The majority of all sequenced bacterial and archaeal genomes belong to only four bacterial phyla, severely skewing our view of microbial genetic diversity1. This bias partly results from our inability to cultivate most microbes2, which is a necessary step for traditional whole-genome sequencing. Through cultivation-independent approaches, namely the assembly and binning of metagenome shotgun sequencing data3,4 and single-cell genomics (SCG)5,6, one can now access the genetic makeup of uncultivated microbes. Both methods bypass the conventional cultivation step, and they can be applied directly to environmental samples. Natural populations that have a high degree of genomic heterogeneity will be more accessible through SCG than through metagenomics, as cross-assembly of multiple strains is avoided. The ability to assign genome fragments to a particular single cell makes SCG a powerful tool to explore the genetic diversity and metabolic potential of uncultivated environmental microorganisms.
By applying the protocol described here, we successfully amplified genomes from 201 single cells belonging to 29 mostly uncharted branches of the tree of life1. This enabled us to explore their phylogenetic relationships and to discover novel metabolic features of microbial dark matter, groups with no cultivated representatives. The reference genomes generated by SCG also facilitate the interpretation of metagenomic data sets. For example, we demonstrated that single-cell genomes from uncultivated phyla substantially improve the phylogenetic anchoring of metagenomic reads1. Mapping of metagenome sequences to single-cell genomes has not only been applied to validating metagenome assembly and binning7 but also to subsequently improving the single-cell assemblies, as has been shown for SR1 bacteria, atribacteria and ammonia-oxidizing archaea8,9,10. Other studies successfully used fragment recruitment by single-cell genomes to investigate biogeographic distribution of uncultivated, marine taxa11,12. Although the bulk of the studies using FACS-enabled SCG have focused on bacteria and archaea, this protocol can also be adapted to microbial eukaryotes13 and mammalian cells14.
Several different methods for the isolation of single cells for SCG exist (for a review, see ref. 5), including serial dilution15, micromanipulation16, optofluidics (optical tweezing in conjunction with microfluidics17) and laser-capture microdissection of tissue samples18. Key advantages of optofluidics include the ability to capture the cell morphology and the reduced reaction volumes within the microfluidic chambers17. The main disadvantage is the lower throughput compared with FACS. Owing to its high speed and throughput and its ability to separate individual environmental cells on the basis of various cellular properties (e.g., size, fluorescence, granularity), FACS has become the preferred method for single-cell isolation in the context of SCG. The major limitation is the inability to visually inspect a cell and to minimize reaction volumes to nanogram range. FACS has also been successfully applied to populations.
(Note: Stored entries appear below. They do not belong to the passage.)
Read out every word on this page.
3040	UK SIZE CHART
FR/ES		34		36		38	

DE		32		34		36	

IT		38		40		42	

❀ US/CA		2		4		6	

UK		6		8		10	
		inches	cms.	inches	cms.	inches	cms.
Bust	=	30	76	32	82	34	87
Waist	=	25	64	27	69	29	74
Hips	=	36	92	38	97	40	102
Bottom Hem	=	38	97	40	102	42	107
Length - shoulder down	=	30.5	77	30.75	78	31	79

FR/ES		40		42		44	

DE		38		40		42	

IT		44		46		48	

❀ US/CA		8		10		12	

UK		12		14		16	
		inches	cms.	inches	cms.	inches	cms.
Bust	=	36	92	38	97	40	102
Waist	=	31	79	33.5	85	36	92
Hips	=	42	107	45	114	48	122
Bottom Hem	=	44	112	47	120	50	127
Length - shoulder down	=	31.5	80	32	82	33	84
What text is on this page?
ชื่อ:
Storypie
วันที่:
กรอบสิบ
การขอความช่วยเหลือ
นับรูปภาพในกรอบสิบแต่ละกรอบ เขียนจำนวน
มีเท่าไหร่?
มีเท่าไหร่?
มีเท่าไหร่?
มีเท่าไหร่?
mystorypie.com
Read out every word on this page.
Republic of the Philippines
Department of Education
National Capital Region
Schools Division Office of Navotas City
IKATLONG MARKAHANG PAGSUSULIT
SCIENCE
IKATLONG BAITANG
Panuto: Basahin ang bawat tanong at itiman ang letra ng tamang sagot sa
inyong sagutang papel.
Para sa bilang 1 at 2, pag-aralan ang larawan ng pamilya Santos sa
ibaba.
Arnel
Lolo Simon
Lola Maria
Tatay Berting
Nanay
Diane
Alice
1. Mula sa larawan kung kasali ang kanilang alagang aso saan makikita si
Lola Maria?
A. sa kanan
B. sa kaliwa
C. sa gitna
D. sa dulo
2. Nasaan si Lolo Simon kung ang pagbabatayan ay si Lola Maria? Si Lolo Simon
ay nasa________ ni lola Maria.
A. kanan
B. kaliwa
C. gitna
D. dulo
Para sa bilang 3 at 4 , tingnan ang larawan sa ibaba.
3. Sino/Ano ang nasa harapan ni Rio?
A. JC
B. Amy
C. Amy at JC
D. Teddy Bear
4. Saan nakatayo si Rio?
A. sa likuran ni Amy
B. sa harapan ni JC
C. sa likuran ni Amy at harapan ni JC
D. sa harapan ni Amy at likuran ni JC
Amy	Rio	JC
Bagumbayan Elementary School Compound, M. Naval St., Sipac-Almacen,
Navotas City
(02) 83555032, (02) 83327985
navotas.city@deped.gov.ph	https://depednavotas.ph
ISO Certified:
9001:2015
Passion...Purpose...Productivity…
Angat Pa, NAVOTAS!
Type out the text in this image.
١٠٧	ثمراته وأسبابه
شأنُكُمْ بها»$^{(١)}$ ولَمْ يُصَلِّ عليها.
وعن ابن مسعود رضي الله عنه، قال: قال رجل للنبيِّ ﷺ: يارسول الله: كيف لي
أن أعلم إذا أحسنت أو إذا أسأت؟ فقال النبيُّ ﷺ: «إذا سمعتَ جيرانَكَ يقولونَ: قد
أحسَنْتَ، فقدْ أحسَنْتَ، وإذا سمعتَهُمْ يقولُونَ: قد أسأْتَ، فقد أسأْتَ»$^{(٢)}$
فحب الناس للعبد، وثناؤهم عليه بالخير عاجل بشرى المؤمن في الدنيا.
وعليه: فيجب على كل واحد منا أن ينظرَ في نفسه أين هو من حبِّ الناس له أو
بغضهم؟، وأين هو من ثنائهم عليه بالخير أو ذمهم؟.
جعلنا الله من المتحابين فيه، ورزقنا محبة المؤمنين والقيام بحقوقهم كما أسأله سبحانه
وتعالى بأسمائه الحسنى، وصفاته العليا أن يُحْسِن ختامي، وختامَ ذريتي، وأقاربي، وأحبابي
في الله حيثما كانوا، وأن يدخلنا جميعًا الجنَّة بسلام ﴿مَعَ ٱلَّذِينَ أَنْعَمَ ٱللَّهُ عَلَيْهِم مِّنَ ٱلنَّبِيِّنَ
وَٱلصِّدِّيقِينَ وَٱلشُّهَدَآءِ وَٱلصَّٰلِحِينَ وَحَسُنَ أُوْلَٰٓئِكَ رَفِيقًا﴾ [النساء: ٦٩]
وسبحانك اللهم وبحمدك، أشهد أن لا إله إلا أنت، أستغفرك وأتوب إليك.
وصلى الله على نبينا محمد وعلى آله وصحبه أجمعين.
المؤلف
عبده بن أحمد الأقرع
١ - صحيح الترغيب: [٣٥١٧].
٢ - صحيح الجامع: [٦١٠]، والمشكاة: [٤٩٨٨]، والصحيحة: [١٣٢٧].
A recent protocol describes the use of FACS to enrich uncultivated symbiont populations19. The enriched pool of symbiont cells can undergo whole-genome amplification (WGA) followed by sequencing, yielding a population genome assembly or a homogeneous draft assembly in the case of a clonal population.
Here we describe a protocol for obtaining genomes from individual, uncultivated environmental microorganisms by using random isolation of single cells by FACS. The protocol outlines the pretreatment of environmental samples, cryopreservation and the physical separation of individual cells, followed by lysis, WGA of the genomic DNA and 16S rRNA gene–based identification (Fig. 1).
Sample preservation and preparation. If the environmental samples are not used immediately after collection, storage is required to preserve the integrity of the cell and its DNA. We recommend flash-freezing the samples in liquid nitrogen with a cryopreservant such as betaine or glycerol, which does not interfere with the downstream cell separation, lysis and DNA amplification steps1,11,20. Precipitant-free, aquatic samples can be directly mixed with the cryopreservant. Nonaquatic samples, such as sediments, soil, fecal samples, biofilms and sludge, may require additional sample preparation to disaggregate the cells and remove noncellular particles. It is generally advisable to minimize the length of sample handling before cryopreservation and to limit changes in ionic strength, pH and temperature. For sediments, soil and fecal samples, we recommend vortexing with a sterile, isotonic buffer, followed by brief centrifugation (Step 1A). Repeated pipetting through a syringe may be used to disperse cells comprising some microbial mats. Dense biofilm samples may require a more extensive mechanical disaggregation to make the sample suitable for flow cytometry (Step 1B). Sludge samples benefit from a centrifugation step and subsequent manual grinding to make the biomass accessible (Step 1C). The volumes given below can be scaled up or down according to the amount of biomass present in the sample. Ideally, preparation should be performed on fresh samples, followed by immediate cryopreservation; however, postprocessing of cryopreserved samples is also possible.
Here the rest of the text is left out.